Want to Eat Lunch with Rich Franklin? Now You Can (For $1,000)

By Jordan Breen Jan 16, 2013

Last autumn, when it came to my attention that MMA icon and Google Alerts necessitator Ken Shamrock was offering his time on the telephone for $11.99 per minute, I thought it was a surreal sign of the times. Not only had faded MMA stars accrued enough popularity to be put on an expensive dial-an-athlete vanity line, but the MMA landscape was such that this was actually an attractive proposition.

It’s easy to mock Shamrock because of his often crotchety-and-crazy public persona, but the MMA business isn’t what many think. If your fighting days are done, your chances of transitioning into being a successful trainer or gym owner are significantly less than you think in a diluted market. An MMA t shirt company isn’t going to cut it. A flagging Pancrase hasn’t resorted to an openweight seniors circuit with the original palm-striking rules (yet), so what is a Kenneth Wayne Shamrock to do?

In the case of the recently retired Dan Severn, also a CallAChamp “featured champ” (only $9.99 per minute!), there is less to say, since “The Beast” has historically shown us that he will do anything to tuck some more greenbacks under his mustache.

However, this isn’t about Ken Shamrock, rather one of his former adversaries. I am delighted (if that’s what you call it) to inform you that former UFC middleweight champion Rich Franklin is now available for lunch.

Courtesy of Thuzio, a company specializing in the coordination of fan experiences, training seminars, motivational speaking events and personal appearances of all kinds, you can now spend all the personal time you want with “Ace,” providing you have the coin. Sure, you could take a private with Franklin for $600 an hour, but why not sit down for a cozy meal?

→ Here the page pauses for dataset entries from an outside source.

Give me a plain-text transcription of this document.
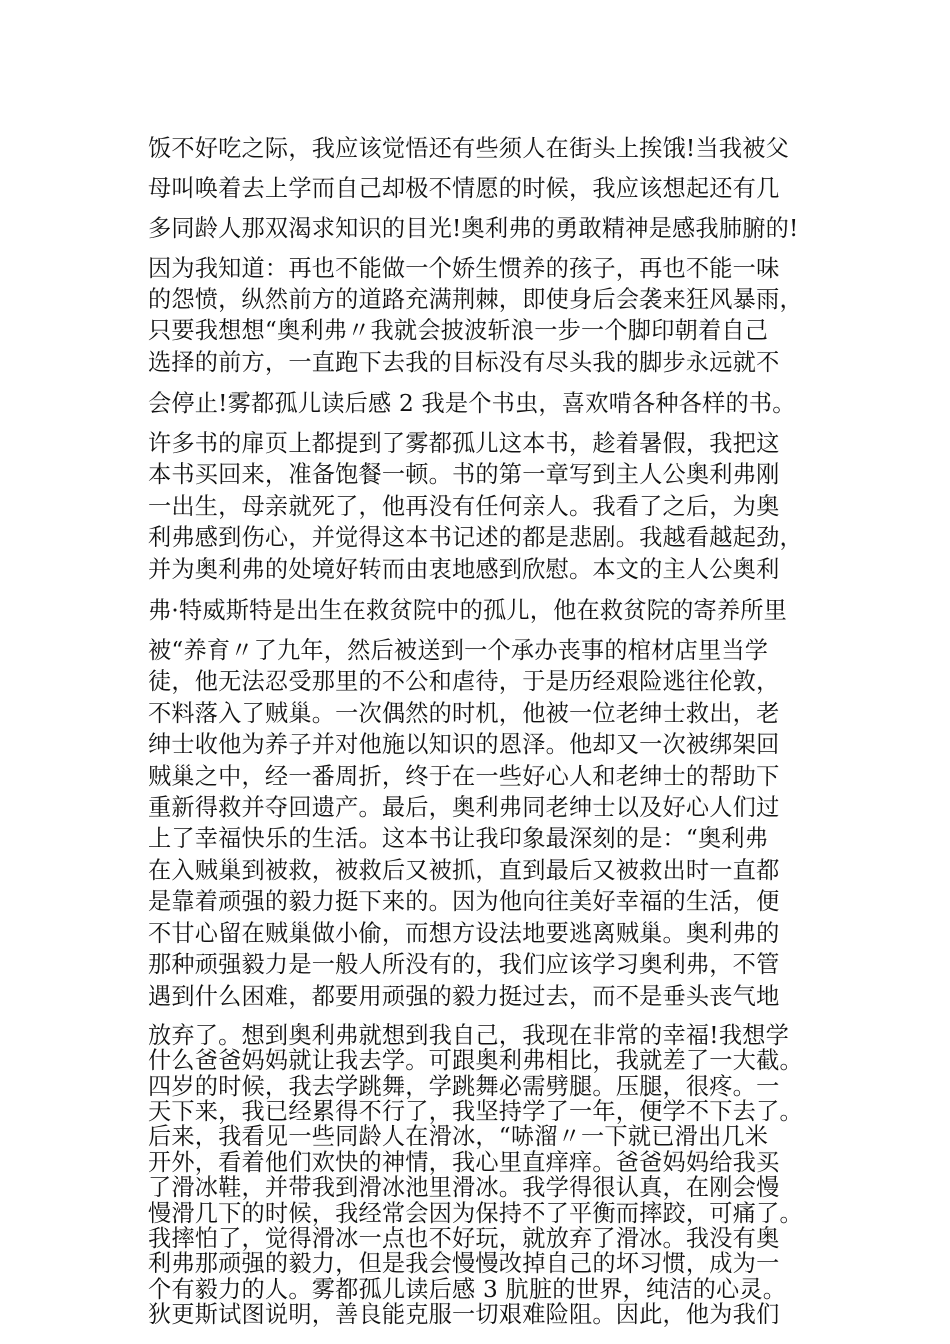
饭不好吃之际，我应该觉悟还有些须人在街头上挨饿!当我被父
母叫唤着去上学而自己却极不情愿的时候，我应该想起还有几
多同龄人那双渴求知识的目光!奥利弗的勇敢精神是感我肺腑的!
因为我知道：再也不能做一个娇生惯养的孩子，再也不能一味
的怨愤，纵然前方的道路充满荆棘，即使身后会袭来狂风暴雨，
只要我想想“奥利弗〃我就会披波斩浪一步一个脚印朝着自己
选择的前方，一直跑下去我的目标没有尽头我的脚步永远就不
会停止!雾都孤儿读后感 2 我是个书虫，喜欢啃各种各样的书。
许多书的扉页上都提到了雾都孤儿这本书，趁着暑假，我把这
本书买回来，准备饱餐一顿。书的第一章写到主人公奥利弗刚
一出生，母亲就死了，他再没有任何亲人。我看了之后，为奥
利弗感到伤心，并觉得这本书记述的都是悲剧。我越看越起劲，
并为奥利弗的处境好转而由衷地感到欣慰。本文的主人公奥利
弗·特威斯特是出生在救贫院中的孤儿，他在救贫院的寄养所里
被“养育〃了九年，然后被送到一个承办丧事的棺材店里当学
徒，他无法忍受那里的不公和虐待，于是历经艰险逃往伦敦，
不料落入了贼巢。一次偶然的时机，他被一位老绅士救出，老
绅士收他为养子并对他施以知识的恩泽。他却又一次被绑架回
贼巢之中，经一番周折，终于在一些好心人和老绅士的帮助下
重新得救并夺回遗产。最后，奥利弗同老绅士以及好心人们过
上了幸福快乐的生活。这本书让我印象最深刻的是：“奥利弗
在入贼巢到被救，被救后又被抓，直到最后又被救出时一直都
是靠着顽强的毅力挺下来的。因为他向往美好幸福的生活，便
不甘心留在贼巢做小偷，而想方设法地要逃离贼巢。奥利弗的
那种顽强毅力是一般人所没有的，我们应该学习奥利弗，不管
遇到什么困难，都要用顽强的毅力挺过去，而不是垂头丧气地
放弃了。想到奥利弗就想到我自己，我现在非常的幸福!我想学
什么爸爸妈妈就让我去学。可跟奥利弗相比，我就差了一大截。
四岁的时候，我去学跳舞，学跳舞必需劈腿。压腿，很疼。一
天下来，我已经累得不行了，我坚持学了一年，便学不下去了。
后来，我看见一些同龄人在滑冰，“哧溜〃一下就已滑出几米
开外，看着他们欢快的神情，我心里直痒痒。爸爸妈妈给我买
了滑冰鞋，并带我到滑冰池里滑冰。我学得很认真，在刚会慢
慢滑几下的时候，我经常会因为保持不了平衡而摔跤，可痛了。
我摔怕了，觉得滑冰一点也不好玩，就放弃了滑冰。我没有奥
利弗那顽强的毅力，但是我会慢慢改掉自己的坏习惯，成为一
个有毅力的人。雾都孤儿读后感 3 肮脏的世界，纯洁的心灵。
狄更斯试图说明，善良能克服一切艰难险阻。因此，他为我们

That super-swank Ethopian-Italian fusion joint you’ve been dying to try? Now is your chance. Rich will (might?) love it.

Then again, for a $1,000 rendezvous, couldn’t he at least pick the place? Also, what sort of individuals are so intrigued or pathological about a given athlete so as to pay such sums to rub elbows and eat steak? If there was ever a Hollywood film about a serial killer preying on famous athletes, services like this would likely be an integral part of the plot.

These sorts of offerings -- which I assure you won’t become a rarity for MMA luminaries in their twilight -- are difficult to reconcile. On one hand, if someone wanted to pay fat stacks to have lunch with you and ask what it felt like to pulverize Nate Quarry, why not accept? I wish someone thought a 10-minute phone call with me was worth 120 bones. However, we all like to imagine that MMA greats and champs ride off into the sunset with some sense of security. They do not. Not every athlete gets to play coach or get a couple car dealerships.

What if you paid the $1,000, brought your son or daughter and simply asked Franklin to help them with their math homework?

I kid, I kid. I joke because it is simultaneously bizarre and brutal. But, seriously: does it cost more for Jorge Gurgel to come to brunch, or is there a rebate?